In general, adenocarcinoma of the small intestine predominates in males as compared to females (male to female ratio of approximately 1.4:1),[6,7] and has a peak incidence in the 7th decade. The most common site is periampullary duodenum; adenocarcinomas in the jejunum and  ileum  are  rare.[8,9]

Significant risk factors for adenocarcinoma of the small intestine include Crohn’s disease, celiac disease, Lynch syndrome and familial adenomatosus polyposis (FAP).[10,11] Patients with Peutz-Jeughers syndrome, juvenile polyposis and MUTYH-associated polyposis are also at an increased risk. Adenocarcinoma rarely develops in ileostomies and ileal pouches after colorectal surgeries. Small bowel adenocarcinomas are usually asymptomatic in the initial stages; most patients therefore present with advanced tumors when bowel obstruction occurs.
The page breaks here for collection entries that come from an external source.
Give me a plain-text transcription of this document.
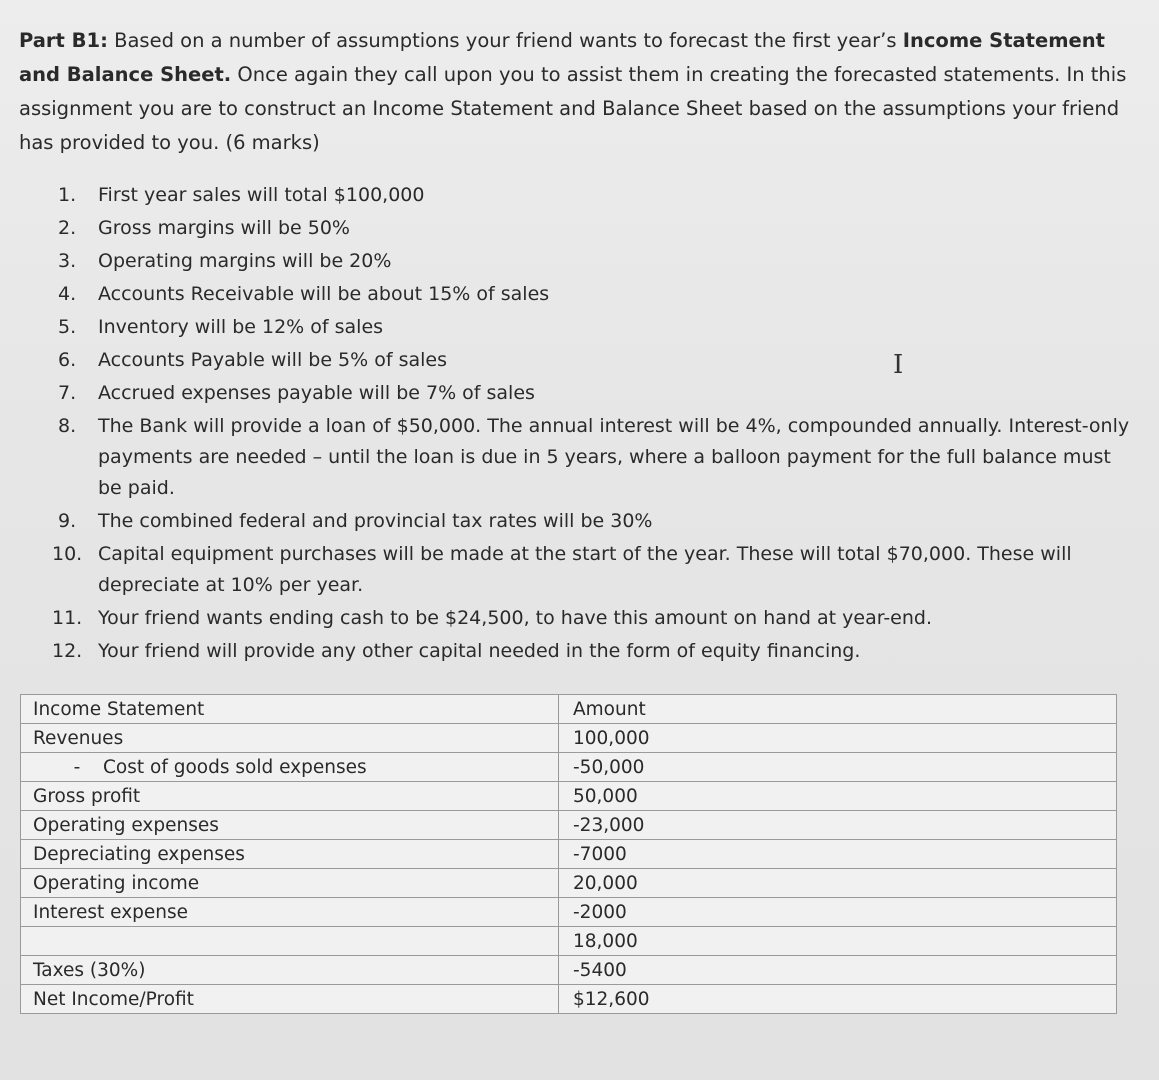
Part B1: Based on a number of assumptions your friend wants to forecast the first year’s Income Statement and Balance Sheet. Once again they call upon you to assist them in creating the forecasted statements. In this assignment you are to construct an Income Statement and Balance Sheet based on the assumptions your friend has provided to you. (6 marks)

1. First year sales will total $100,000
2. Gross margins will be 50%
3. Operating margins will be 20%
4. Accounts Receivable will be about 15% of sales
5. Inventory will be 12% of sales
6. Accounts Payable will be 5% of sales
7. Accrued expenses payable will be 7% of sales
8. The Bank will provide a loan of $50,000. The annual interest will be 4%, compounded annually. Interest-only payments are needed – until the loan is due in 5 years, where a balloon payment for the full balance must be paid.
9. The combined federal and provincial tax rates will be 30%
10. Capital equipment purchases will be made at the start of the year. These will total $70,000. These will depreciate at 10% per year.
11. Your friend wants ending cash to be $24,500, to have this amount on hand at year-end.
12. Your friend will provide any other capital needed in the form of equity financing.
I
Income Statement	Amount
Revenues	100,000
- Cost of goods sold expenses	-50,000
Gross profit	50,000
Operating expenses	-23,000
Depreciating expenses	-7000
Operating income	20,000
Interest expense	-2000
	18,000
Taxes (30%)	-5400
Net Income/Profit	$12,600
The most common symptoms include abdominal pain, weight loss, vomiting and occult gastrointestinal bleeding.[9]

The typical gross appearance, histological features and immunochemistry findings are discussed below.



Duodenal adenocarcinoma is usually relatively well circumscribed and have a polypoidal/ papillary configuration and central ulceration whereas jejunal and ileal tumors most often show circumferential annular involvement with extensive ulceration. Ileal adenocarcinoma may mimic Crohn’s disease. Multifocality and lack of mucosal component should raise the possibility of a metastasis.[12]



These are usually moderately differentiated adenocarcinomas associated with a mucinous component.[12]



Adenocarcinoma of the small intestine most often express CK 7 (30-50% of tumors) and less often CK-20 (only around 60% of tumors).[13,14] CDX-2 is usually positive but often with a heterogeneous staining pattern including areas with only weak staining/without expression.[13]